Article 708: Critical Operations Power Systems
Focusing on the complex interplay among mechanical and electrical systems needed to support critical infrastructure, Art. 708 is one of four new Articles added to the 2008 NEC. Reaching deep into the conception, commissioning, and management of such systems, it references eight other standards, annexes, and additional explanatory material in the NFPA portfolio of documents that are bound together — either in whole or in part — by their interlocking emphasis on power security.
In an initial attempt to develop the content for this new Article, Technical Panel 20 debated whether the instruction from the NFPA Standards Council to do more about power security at the building premises level was a directive about an occupancy or a system. As a special occupancy, it belonged in Chapter 5. As a system, however, it belonged in Chapter 7.
In an environment that requires a game-changer to get public safety departments and facility managers thinking fast about the survivability of critical power systems, the point is moot. Survivability requires a facility (a designated critical operations area or DCOA) and a system (critical operations power system or COPS). The desired result does not happen overnight, and electrical professionals cannot simply specify reliability from a table — as we would refer to Table 250-66 when sizing a grounding electrode conductor (see Reliability vs. Availability).
Reliability assessments based on probabilistic methods provide more consistent results, reflecting both the condition of existing equipment and the basis for design. Manufacturing philosophies such as “total-quality management” (TQM) and “six sigma” were widely deployed years ago — often with good results. Technical Panel 20 contemplated a similar deployment in Art. 708. In fact, as a method for improving availability using parametric models to derive design values of reliability from operational values, TQM is cited in new Annex F.
Addressing risk assessment
Adopting jurisdictions will now have to prepare and document a risk assessment. As per 708.4(A), “In critical operations power systems, risk assessment shall be performed to identify hazards, the likelihood of their occurrence, and the vulnerability of the electrical system to those hazards.”
As with other NFPA documents, such as NFPA 110, “Standard for Emergency and Standby Power Systems,” which requires a written log of generator testing, technical committees assume that mandatory documentation forces facility managers to do certain things that would not otherwise be done if a written record were not required. Local public safety organizations may find that just putting people around a table to do a risk assessment adds value to existing, everyday routines — not just during times of operational discontinuity.
One simple method of producing a risk assessment is as follows:
A) Identify control boundaries of the system. Is the facility stand-alone or part of a multi-function building? For example, is it shelter in place, off-site, or system + system?
B) Identify every conceivable disaster for the facility and location. Examples appear in Sec. A.5.3.2 of NFPA 1600, “Standard on Disaster/Emergency Management and Business Continuity Programs.”
C) For each disaster, determine a relative probability (1 = less likely; 5 = more likely).
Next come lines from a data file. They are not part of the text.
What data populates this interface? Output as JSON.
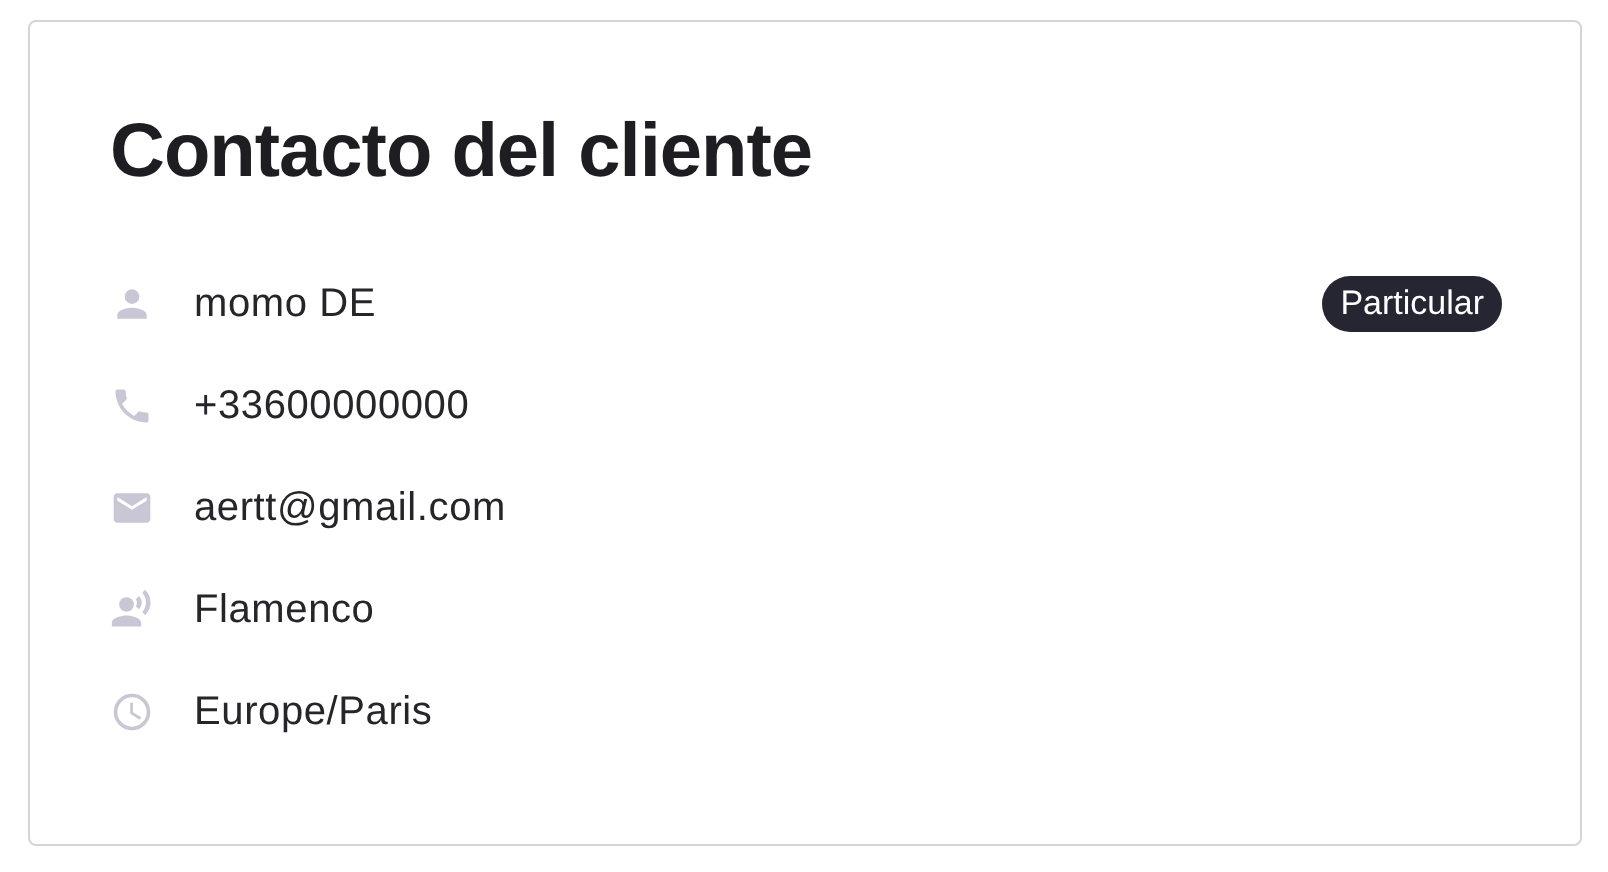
{
  "card": {
    "title": "Contacto del cliente",
    "rows": [
      {
        "kind": "name",
        "value": "momo DE",
        "badge": "Particular"
      },
      {
        "kind": "phone",
        "value": "+33600000000"
      },
      {
        "kind": "email",
        "value": "aertt@gmail.com"
      },
      {
        "kind": "language",
        "value": "Flamenco"
      },
      {
        "kind": "timezone",
        "value": "Europe/Paris"
      }
    ]
  }
}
This stage may entail research specific to location, industry, and other organizational characteristics.
D) Assess the business impact of each disaster (1 = moderate; 5 = severe). Consider the effect upon public safety officers, hazardous material handlers, dispatch personnel, etc. — anyone who would be involved in disaster recovery functions.
E) Assess your ability to respond to each disaster in light of resource availability. Does your organization have the requisite resources either in-house or through third parties? (1 = sufficient resources; 5 = absence of resources).
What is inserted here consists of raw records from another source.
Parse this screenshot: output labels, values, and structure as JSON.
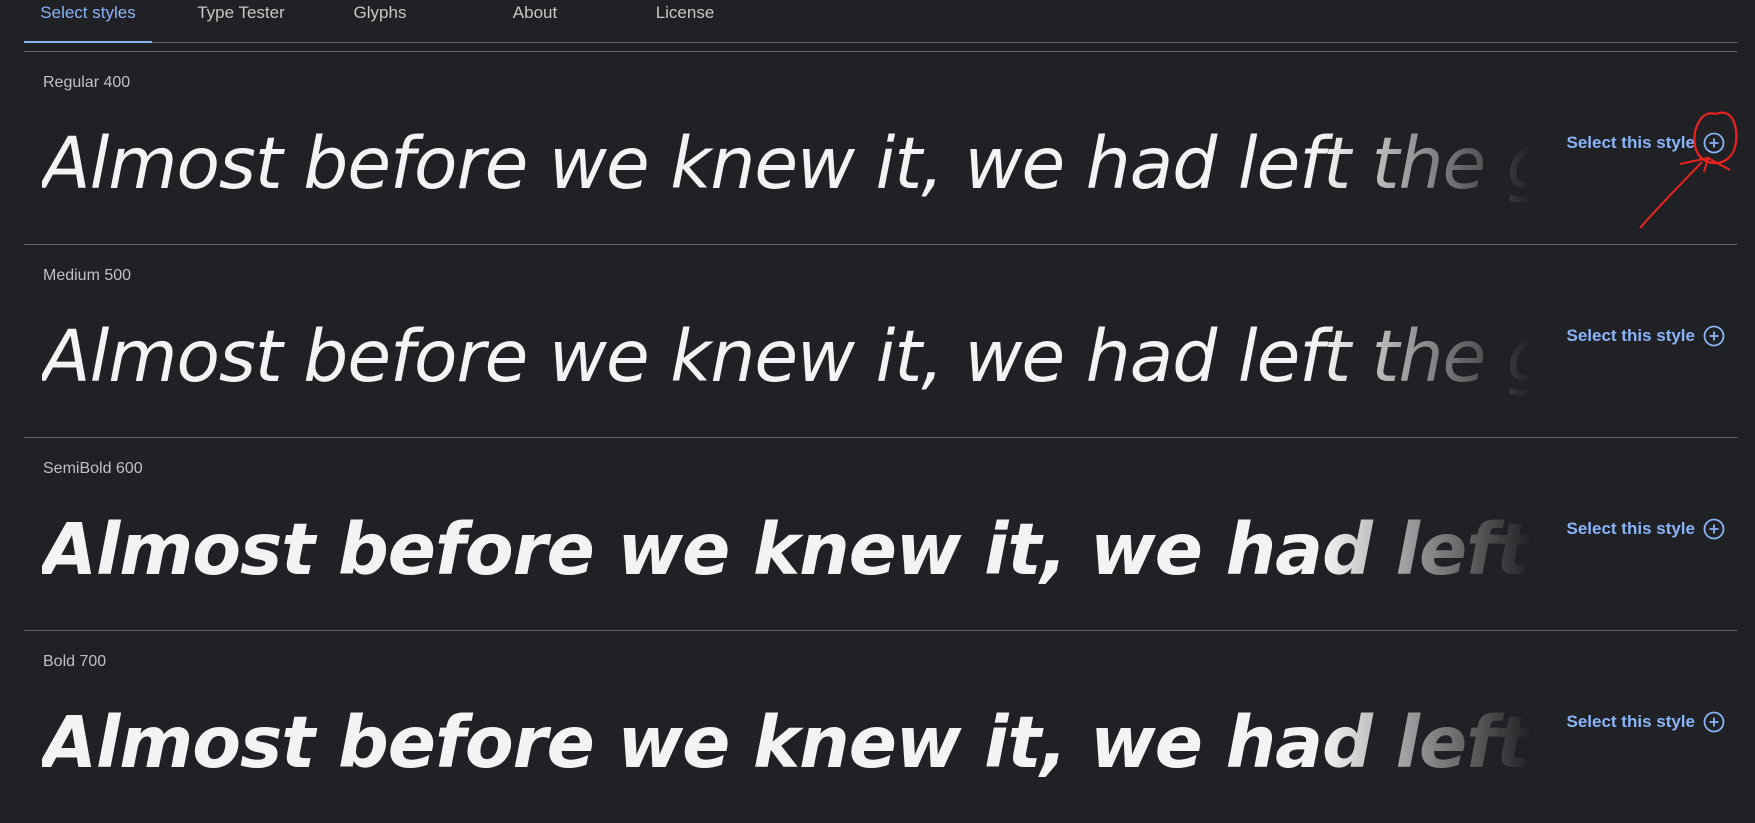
{
  "tabs": [
    {
      "label": "Select styles",
      "active": true
    },
    {
      "label": "Type Tester",
      "active": false
    },
    {
      "label": "Glyphs",
      "active": false
    },
    {
      "label": "About",
      "active": false
    },
    {
      "label": "License",
      "active": false
    }
  ],
  "styles": [
    {
      "label": "Regular 400",
      "sample": "Almost before we knew it, we had left the ground.",
      "button": "Select this style"
    },
    {
      "label": "Medium 500",
      "sample": "Almost before we knew it, we had left the ground.",
      "button": "Select this style"
    },
    {
      "label": "SemiBold 600",
      "sample": "Almost before we knew it, we had left the ground.",
      "button": "Select this style"
    },
    {
      "label": "Bold 700",
      "sample": "Almost before we knew it, we had left the ground.",
      "button": "Select this style"
    }
  ],
  "icons": {
    "select": "add-circle-icon"
  },
  "colors": {
    "background": "#202124",
    "accent": "#8ab4f8",
    "annotation": "#e8231f"
  }
}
F) Calculate a rigorous risk assessment for each disaster by multiplying columns C, D, and E. Normalize the figures, and rank accordingly.
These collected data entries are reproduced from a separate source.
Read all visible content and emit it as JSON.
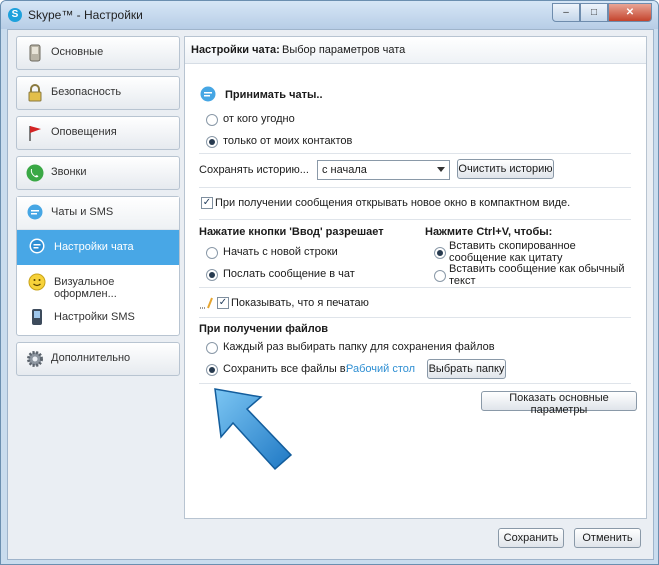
{
  "window": {
    "title": "Skype™ - Настройки",
    "min_icon": "minimize-icon",
    "max_icon": "maximize-icon",
    "close_icon": "close-icon"
  },
  "sidebar": {
    "items": [
      {
        "label": "Основные",
        "icon": "phone-device-icon"
      },
      {
        "label": "Безопасность",
        "icon": "padlock-icon"
      },
      {
        "label": "Оповещения",
        "icon": "flag-icon"
      },
      {
        "label": "Звонки",
        "icon": "phone-icon"
      }
    ],
    "chats_group": {
      "label": "Чаты и SMS",
      "icon": "chat-bubble-icon",
      "subitems": [
        {
          "label": "Настройки чата",
          "icon": "chat-bubble-icon",
          "active": true
        },
        {
          "label": "Визуальное оформлен...",
          "icon": "smiley-icon",
          "active": false
        },
        {
          "label": "Настройки SMS",
          "icon": "sms-phone-icon",
          "active": false
        }
      ]
    },
    "advanced": {
      "label": "Дополнительно",
      "icon": "gear-icon"
    }
  },
  "content": {
    "header_bold": "Настройки чата:",
    "header_rest": " Выбор параметров чата",
    "accept_title": "Принимать чаты..",
    "accept_options": [
      "от кого угодно",
      "только от моих контактов"
    ],
    "accept_selected": 1,
    "history_label": "Сохранять историю...",
    "history_value": "с начала",
    "clear_history": "Очистить историю",
    "compact_check_label": "При получении сообщения открывать новое окно в компактном виде.",
    "compact_checked": true,
    "enter_title": "Нажатие кнопки 'Ввод' разрешает",
    "enter_options": [
      "Начать с новой строки",
      "Послать сообщение в чат"
    ],
    "enter_selected": 1,
    "ctrlv_title": "Нажмите Ctrl+V, чтобы:",
    "ctrlv_options": [
      "Вставить скопированное сообщение как цитату",
      "Вставить сообщение как обычный текст"
    ],
    "ctrlv_selected": 0,
    "typing_label": "Показывать, что я печатаю",
    "typing_checked": true,
    "files_title": "При получении файлов",
    "files_options": [
      "Каждый раз выбирать папку для сохранения файлов",
      "Сохранить все файлы в:"
    ],
    "files_selected": 1,
    "save_folder": "Рабочий стол",
    "choose_folder": "Выбрать папку",
    "show_basic": "Показать основные параметры"
  },
  "footer": {
    "save": "Сохранить",
    "cancel": "Отменить"
  },
  "colors": {
    "active_item": "#48a7e6",
    "arrow": "#3a9be0",
    "link": "#2f8fd3"
  }
}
An example of one county's risk assessment appears in the Table above.
Another more sophisticated method for preparing a documented risk analysis appears in Sec. A.5.3 of the Explanatory Material in Annex A of NFPA 1600, where failure mode and fault-tree analysis are described. The validity of more sophisticated studies will be dependent upon the competence of the expert agency, on the credentials of the team, and on the depth of the team's analysis.
Availability and reliability
Risk assessments should be considered from two perspectives: basic reliability and mission reliability. Basic reliability is an all-series model correlated with a single component or part. Mission reliability can be a series, parallel, standby redundant, or complex network. Both are separate but companion products that are essential to quantify the reliability of a system adequately. The incorporation of redundancies and alternate modes of operation to improve mission availability invariably decreases basic reliability because it increases the demand for maintenance and support.
This is a subtle idea that would be brought to light with further analysis. You can see the basic idea here by looking at how two systems can be identically available but anything but identical. (See Availability Comparison.)
Annex F in NFPA 1600 presents failure mode and effects analysis (FMEA) and fault-tree analysis (FTA). The broad contours of the process is as follows:
-
Develop an equipment tree.
-
Conduct a first run FMEA.
-
Assign maintenance focus levels based on criticality, applying RCM decision logic.
-
Identify maintenance tasks.
-
Re-run the FMEA analysis that matches the availability of maintenance funding.
The number of discrete mechanical and electrical components in a DCOA area requires system reduction to reduce the nested series-parallel complexity of numerous components into smaller groups of critical components — each of which will have its own reliability metric. As with short-circuit calculations, load flow, and other standard power system calculations, much depends upon the assumptions engineers make, the accuracy of input data, and how they simplify complex sub-systems in order to apply the analytic or iterative tools (Figure).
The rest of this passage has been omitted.